In recent years, Hla has been the primary research focus among many virulence factors as it was found to be strongly associated with erythrocytes hemolysis, skin necrosis, and even some life-threatening diseases (Berube and Bubeck Wardenburg, 2013). Although the specific active constituents and the corresponding mechanism of actions of traditional Chinese medicine are poorly studied, it is undeniably that traditional Chinese medicine plays a pivotal role in clinical treatment of infectious disease in China. Thus, in this study traditional Chinese medicine extract library was screened and we have revealed for the first time that chuanxiong exhibited anti-infective activity against S. aureus by suppressing the expression of Hla. With further bioactivity-guided fractionation, a pair of unusual epimeric lignan trimers, ligustchuanes A and B, were characterized. Notably, the two lignan trimers were composed of C8-C9″-type neolignan, ferulic acid and ethoxyl groups, which have not been identified in any natural products.

In the biological evaluation, given the outstanding antihemolytic activity of ligustchuane B against MRSA, molecular docking studies were also conducted to speculate its possible interaction with α-hemolysin heptamer. The most likely binding interactions for (7R,8R) and (7S,8S)-enantiomers are shown in Supplementary Figure S15. The results revealed that both enantiomers of ligustchuane B could bind well to the α-hemolysin heptamer, suggesting that ligustchuane B may attenuate the virulence of S. aureus partly by direct interaction with heptamer protein. Moreover, a comparison of the binding affinity of these enantiomers indicated that the (7S,8S)-enantiomer (−8.5 kJ/mol) had a stronger binding affinity than the (7R,8R)-enantiomer (−7.6 kJ/mol). Even though the antihemolytic activities of both (7S,8S) and (7R,8R)-enantiomers were not determined in this study due to their small quantity obtained after enantioseparation, we speculated that the (7S,8S)-enantiomer may show a stronger inhibitory effect because of its higher binding affinity.
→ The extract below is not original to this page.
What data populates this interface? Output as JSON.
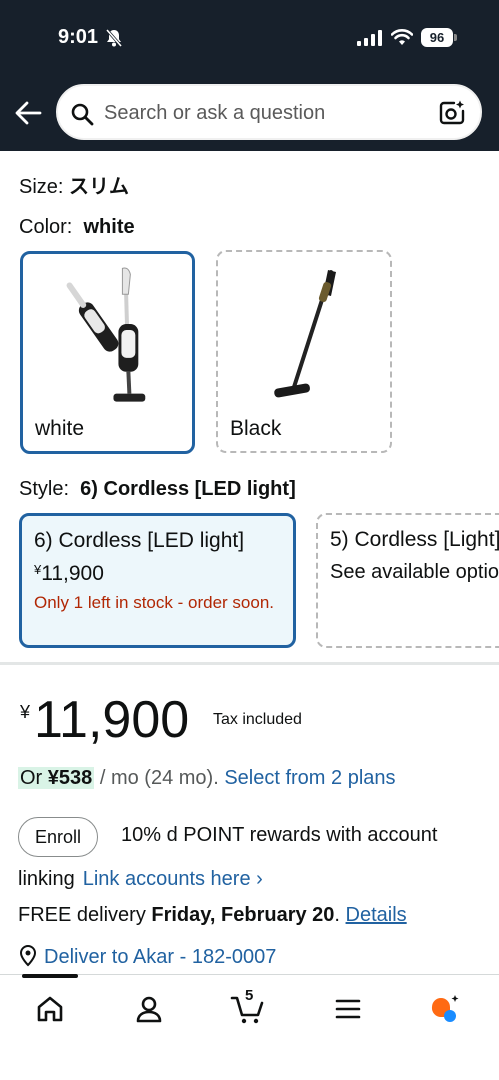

In conclusion, we have discovered a natural potential small-molecule α-hemolysin inhibitor isolated from the rhizomes of Ligusticum chuanxiong Hort, which could effectively attenuate the virulence of the S. aureus both in vitro and in vivo. Moreover, this study not only suggested innovative lead compounds for anti-virulence therapy against S. aureus but also further explored the chemical components in chuanxiong and expanded its traditional medicinal use.